As a very young lad, I was invited (read required) to accompany my dowager aunt on her weekly shopping pilgrimages to New York City, riding the No. 86 bus across the George Washington bridge, then enduring the noisy subway ride into the “downtown” area. As a “New Jersey country-kid” I did not look forward to these events; I was always uncomfortable when on the other side of the Hudson River, and bored stiff by long hours spent in such department stores as R.H. Macy’s, Gimbals, Altman’s and McCreary’s. My Aunt Molly was a product of a once well-to-do family living in Depression times, and her well-intentioned frugality was a source of extended-family humor. Verging on parsimony, her shopping strategy seemed to require frequent questioning of product pricing with vendors of all kinds; to my embarrassment and even horror. If there was one thing I actually enjoyed in these big-city ventures though, it was “lunch time”.

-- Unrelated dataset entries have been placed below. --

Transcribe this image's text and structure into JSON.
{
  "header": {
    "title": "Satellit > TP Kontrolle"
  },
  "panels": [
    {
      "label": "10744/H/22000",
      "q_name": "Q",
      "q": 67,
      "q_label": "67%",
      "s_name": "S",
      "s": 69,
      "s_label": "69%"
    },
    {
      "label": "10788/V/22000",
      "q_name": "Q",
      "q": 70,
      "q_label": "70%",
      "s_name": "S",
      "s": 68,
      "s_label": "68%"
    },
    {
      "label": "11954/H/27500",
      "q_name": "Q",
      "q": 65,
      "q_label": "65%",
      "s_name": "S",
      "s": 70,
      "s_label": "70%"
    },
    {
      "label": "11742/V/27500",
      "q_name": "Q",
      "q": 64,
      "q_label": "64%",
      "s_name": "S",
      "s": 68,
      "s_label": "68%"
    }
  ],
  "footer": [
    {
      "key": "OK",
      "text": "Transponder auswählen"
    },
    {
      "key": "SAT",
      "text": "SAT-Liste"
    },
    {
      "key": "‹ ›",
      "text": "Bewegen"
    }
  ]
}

            Growing up in first the depression era and then the World War II rationing years, “eating out” was both an infrequent and penurious experience. I remember visiting a “real” restaurant only once in all those years and not fondly,(the tuxedo-clad host – to my red-faced embarrassment -  required me to put on a child’s generic necktie, which he was good enough to provide from a back room!).

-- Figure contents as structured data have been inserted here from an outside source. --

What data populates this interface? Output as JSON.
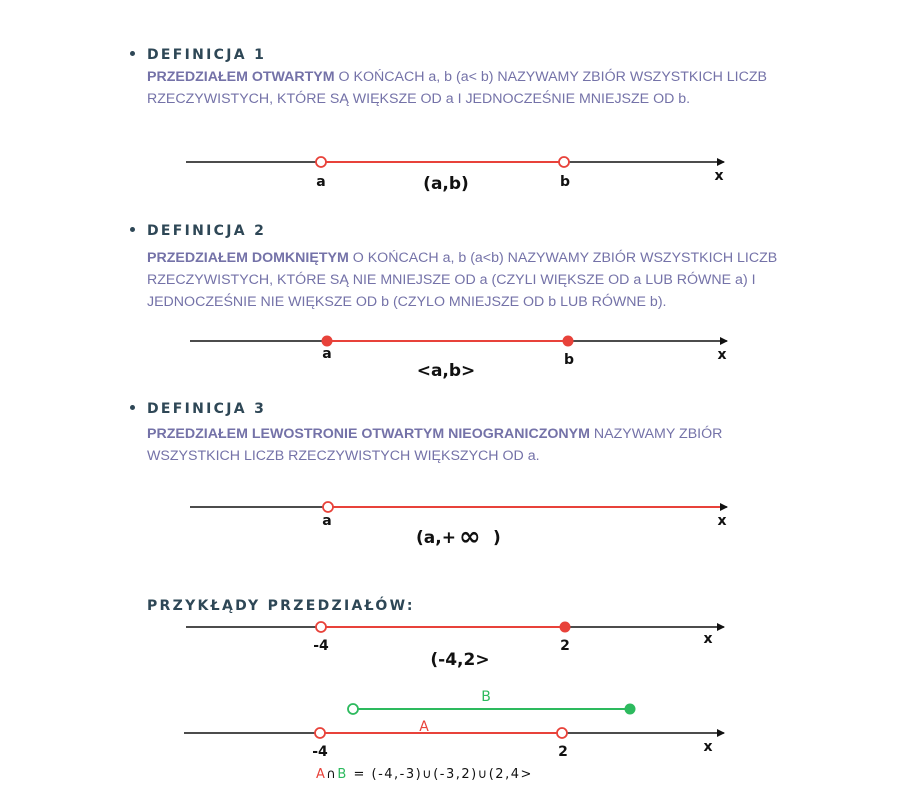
{
  "def1": {
    "heading": "DEFINICJA 1",
    "term": "PRZEDZIAŁEM OTWARTYM",
    "rest": " O KOŃCACH a, b (a< b) NAZYWAMY ZBIÓR WSZYSTKICH LICZB RZECZYWISTYCH, KTÓRE SĄ WIĘKSZE OD  a I JEDNOCZEŚNIE MNIEJSZE OD b.",
    "line": {
      "start_label": "a",
      "end_label": "b",
      "axis_label": "x",
      "notation": "(a,b)"
    }
  },
  "def2": {
    "heading": "DEFINICJA 2",
    "term": "PRZEDZIAŁEM  DOMKNIĘTYM",
    "rest": " O KOŃCACH a, b (a<b) NAZYWAMY ZBIÓR WSZYSTKICH LICZB RZECZYWISTYCH, KTÓRE SĄ NIE MNIEJSZE OD a (CZYLI WIĘKSZE OD a LUB RÓWNE a) I JEDNOCZEŚNIE NIE WIĘKSZE OD b (CZYLO MNIEJSZE OD b LUB RÓWNE b).",
    "line": {
      "start_label": "a",
      "end_label": "b",
      "axis_label": "x",
      "notation": "<a,b>"
    }
  },
  "def3": {
    "heading": "DEFINICJA 3",
    "term": "PRZEDZIAŁEM LEWOSTRONIE OTWARTYM NIEOGRANICZONYM",
    "rest": " NAZYWAMY ZBIÓR WSZYSTKICH LICZB RZECZYWISTYCH WIĘKSZYCH OD a.",
    "line": {
      "start_label": "a",
      "axis_label": "x",
      "notation_left": "(a,+",
      "infinity": "∞",
      "notation_right": ")"
    }
  },
  "examples": {
    "heading": "PRZYKŁĄDY PRZEDZIAŁÓW:",
    "ex1": {
      "start_label": "-4",
      "end_label": "2",
      "axis_label": "x",
      "notation": "(-4,2>"
    },
    "ex2": {
      "set_b_label": "B",
      "set_a_label": "A",
      "start_label": "-4",
      "end_label": "2",
      "axis_label": "x",
      "op_a": "A",
      "op_symbol": "∩",
      "op_b": "B",
      "op_result": " = (-4,-3)∪(-3,2)∪(2,4>"
    }
  },
  "colors": {
    "interval": "#e8423a",
    "setB": "#2dba5e",
    "axis": "#111111",
    "text": "#7472a8",
    "heading": "#2e4756"
  }
}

            While most often our “city” lunch consisted of a toasted club sandwich served at the fountain counter of a F.W. Woolworth store, my interest always perked up when told that we might eat at a Horn & Hardart “Automat”, one of which could be found in each of several downtown locations. To a New Jersey kid, the Automat, with its long wall of enticing views of pies, cakes and fancy deserts was a dose of visual magic. All you had to do was insert nickels in the appropriate slot and voila, the glass door opened and you could claim the object of your choice to carry back to your table. No waitress. No complicated menu. No printed receipt. No tips.           Main entrees usually featured such simple and satisfying comfort foods as macaroni-and-cheese, baked beans, chicken pot pie, creamed spinach (not my first choice as I recall), and cole slaw. With a minimum of prudence, a hungry adult could have a filling meal for less than one dollar (my scrupulously nickel-conscious aunt usually managed to feed us both by “sharing”). All a patron needed was a handful of nickels, purchased if needed, from the cashier conveniently located just inside the front door. Of course what the diners never got to see was the small army of cooks and servers hidden behind the magic windows, preparing and instantly replacing each food item as its’ attractively-labeled serving niche was emptied from the customer side.
            The genius behind the whole idea was the partnership of Joseph Horn from Philadelphia and Frank Hardart of New Orleans, pioneers in the whole concept of cafeteria dining and production-line food preparation.  During the heyday of the Philadelphia and New York City operations, more than 500,000 Automat patrons were being served each day.
            In its’ prime time, the lowly nickel could buy a ride on a bus or subway, a phone call, a 12 ounce bottle of Pepsi or Nehi, a cup of coffee, a double-feature movie ticket, or . . . a pretty-darn good piece of cherry pie at a Horn & Hardart Automat.

 
Surrounded by art-deco chrome and gilding, a Horn & Hardart vending wall featured individually cooled or heated compartments accessed by nickels inserted in coin slots.

1 comment:

  1. What I would give to have seen that!